Adventures in home canning

So I made this the other day:
It's ketchup.  Yes, ketchup.  If you've ever canned tomatoes, made tomato sauce, or salsa, you can make great tasting ketchup.  But be aware that it won't be the thick sugary kind you get in the grocery store, it will be a delicate but tasty concoction that you'll be proud of.

To make it I scalded, peeled, and de-seeded one box of canning tomatoes, which I then roasted in the oven.  After I twice poured the water off the pans of tomatoes, I put them in my food processor and pureed them.  In the tomatoes I put four or five skinned and de-seeded hot banana peppers and one skinned and de-seeded orange bell pepper, I roasted the peppers on my grill before I skinned and took the seeds out of them.  I also put in one finely chopped large white onion.  Then I dumped all of that in my stock pot and I began slowly cooking it down even more.  I added one cup cider vinegar, one cup brown sugar, one tablespoon sea salt, one teaspoon cinnamon, one teaspoon allspice, and a pinch of ground cloves.  I cooked it on a low for another hour or so, stirring it occasionally.
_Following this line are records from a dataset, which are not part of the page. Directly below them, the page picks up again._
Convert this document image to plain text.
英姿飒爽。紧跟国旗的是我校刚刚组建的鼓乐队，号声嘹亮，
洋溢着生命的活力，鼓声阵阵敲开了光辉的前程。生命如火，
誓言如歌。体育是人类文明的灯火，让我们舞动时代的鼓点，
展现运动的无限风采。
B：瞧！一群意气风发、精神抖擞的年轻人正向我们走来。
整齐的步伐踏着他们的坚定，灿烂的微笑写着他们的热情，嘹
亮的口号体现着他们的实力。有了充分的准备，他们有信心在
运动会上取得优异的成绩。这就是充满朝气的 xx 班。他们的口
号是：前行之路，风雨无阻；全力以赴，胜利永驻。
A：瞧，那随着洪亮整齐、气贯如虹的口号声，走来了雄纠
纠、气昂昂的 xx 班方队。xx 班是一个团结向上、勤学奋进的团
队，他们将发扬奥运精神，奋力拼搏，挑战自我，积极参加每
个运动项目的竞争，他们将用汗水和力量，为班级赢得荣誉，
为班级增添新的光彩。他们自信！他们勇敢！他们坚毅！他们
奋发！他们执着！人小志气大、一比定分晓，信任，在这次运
I ended up with a tasty ketchup that's delicate and tasty.  It's got a sweet start but a spicy finish.  The allspice and cloves are pronounced flavors but they don't overwhelm the whole of the product.  We had grilled burgers and oven fries for supper and the ketchup was great on both.  Like I said, it's a lot different from grocery store bought ketchup because that shit is full of xanthan gum and stabilizers to thicken it and extend it's shelf life.